Евгений вернулся в комнату, помог накрыть хозяйке на стол. Все происходило как-то само по себе, по единожды и повсеместно заведенному обычаю. Он поймал себя на странном ощущении, будто уже бывал в этом доме.
— Вы, наверное, проголодались в дороге? — спросила Алевтина Васильевна. — А у меня холодильник почти пустой. Правда, есть чай краснодарский, из старых запасов, и варенье. Ах да, еще немного сыра, я сделаю бутерброды.
— Я сыт, спасибо. Вот горячий чай — это кстати, — Евгений не сразу сообразил, о какой дороге она говорит, а сообразив, не стал уточнять, что приехал три дня назад.
Она заметно устала, ходила, шаркая стоптанными тапочками по некрашеным половицам.
— Алевтина Васильевна, — спросил он, открывая, по ее настоянию, банку с вареньем, — Павел никак не был связан с коммерцией?
— Боже упаси, Женя, что вы! Коммерция и Павел — это стихи и проза.

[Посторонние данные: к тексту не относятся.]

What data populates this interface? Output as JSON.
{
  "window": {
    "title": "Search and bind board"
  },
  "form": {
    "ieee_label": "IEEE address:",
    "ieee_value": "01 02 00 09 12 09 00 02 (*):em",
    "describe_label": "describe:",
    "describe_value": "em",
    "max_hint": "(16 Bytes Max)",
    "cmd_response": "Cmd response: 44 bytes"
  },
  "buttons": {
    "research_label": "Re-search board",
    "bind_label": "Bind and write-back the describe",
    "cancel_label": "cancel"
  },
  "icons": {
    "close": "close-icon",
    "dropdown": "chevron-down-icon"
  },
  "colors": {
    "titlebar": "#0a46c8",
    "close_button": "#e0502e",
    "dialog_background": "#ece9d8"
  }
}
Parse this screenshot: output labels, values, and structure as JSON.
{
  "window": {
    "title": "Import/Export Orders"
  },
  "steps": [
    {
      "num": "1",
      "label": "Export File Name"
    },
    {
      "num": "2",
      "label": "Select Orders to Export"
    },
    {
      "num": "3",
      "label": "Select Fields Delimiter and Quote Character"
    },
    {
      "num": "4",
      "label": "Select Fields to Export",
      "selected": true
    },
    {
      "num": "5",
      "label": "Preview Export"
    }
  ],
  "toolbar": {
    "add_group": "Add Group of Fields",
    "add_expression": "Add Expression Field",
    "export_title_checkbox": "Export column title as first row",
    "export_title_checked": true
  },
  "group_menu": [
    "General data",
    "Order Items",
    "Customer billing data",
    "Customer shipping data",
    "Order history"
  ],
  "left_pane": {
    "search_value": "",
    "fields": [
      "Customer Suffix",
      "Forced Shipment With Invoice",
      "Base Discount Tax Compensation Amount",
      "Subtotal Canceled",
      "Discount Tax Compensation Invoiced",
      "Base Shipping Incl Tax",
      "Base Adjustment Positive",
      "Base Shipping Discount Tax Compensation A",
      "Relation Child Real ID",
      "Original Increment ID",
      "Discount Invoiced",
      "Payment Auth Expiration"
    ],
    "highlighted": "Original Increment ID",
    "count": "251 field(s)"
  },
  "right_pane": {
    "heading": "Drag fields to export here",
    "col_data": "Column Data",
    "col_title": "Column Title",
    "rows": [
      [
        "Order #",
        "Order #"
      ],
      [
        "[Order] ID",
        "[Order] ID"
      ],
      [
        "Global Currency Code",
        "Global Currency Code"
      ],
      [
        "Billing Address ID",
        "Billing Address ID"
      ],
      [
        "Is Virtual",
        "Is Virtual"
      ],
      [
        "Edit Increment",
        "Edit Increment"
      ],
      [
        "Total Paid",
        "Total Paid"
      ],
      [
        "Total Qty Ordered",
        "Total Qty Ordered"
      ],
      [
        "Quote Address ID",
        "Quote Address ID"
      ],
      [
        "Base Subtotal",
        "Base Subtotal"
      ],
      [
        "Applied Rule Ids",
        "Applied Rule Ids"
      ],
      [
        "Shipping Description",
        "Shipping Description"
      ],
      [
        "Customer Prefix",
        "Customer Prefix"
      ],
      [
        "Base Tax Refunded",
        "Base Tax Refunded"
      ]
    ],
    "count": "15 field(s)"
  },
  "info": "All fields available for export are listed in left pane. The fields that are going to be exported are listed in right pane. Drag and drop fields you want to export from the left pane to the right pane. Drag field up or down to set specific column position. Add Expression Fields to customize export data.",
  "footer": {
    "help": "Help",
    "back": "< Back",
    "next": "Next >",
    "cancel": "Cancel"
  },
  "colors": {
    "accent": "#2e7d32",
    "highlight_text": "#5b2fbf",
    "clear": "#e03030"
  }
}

— Он был непьющим, интеллигентным человеком, не играл в карты, не претендовал на чужих жен. В своих публикациях смело высказывался о положении дел в городе и области, нелицеприятно по отношению к губернатору, так?
— Да.
— Допустим, отдельные его соображения не претендовали на истину в последней инстанции и даже чем-то мешали курсу, который взяла новая администрация. Но ведь за это не убивают?.. Тем более Павел был на виду, и если бы убийство заказал кто-то из тех, кто фигурировал в его статьях, это было бы слишком очевидным. По логике, его должны были охранять, а не убивать, Правда?
Она опустилась на стул и молча смотрела на него, словно он открыл ей глаза на нечто такое, до чего она сама никогда бы не додумалась.
— Значит, из всех возможных мотивов убийства остается три, — продолжал Евгений, — либо Павел стал свидетелем какого-то преступления, либо он стал носителем какой-то информации, способной разоблачить организаторов этого убийства. Третье — шерше ля фам, правильно?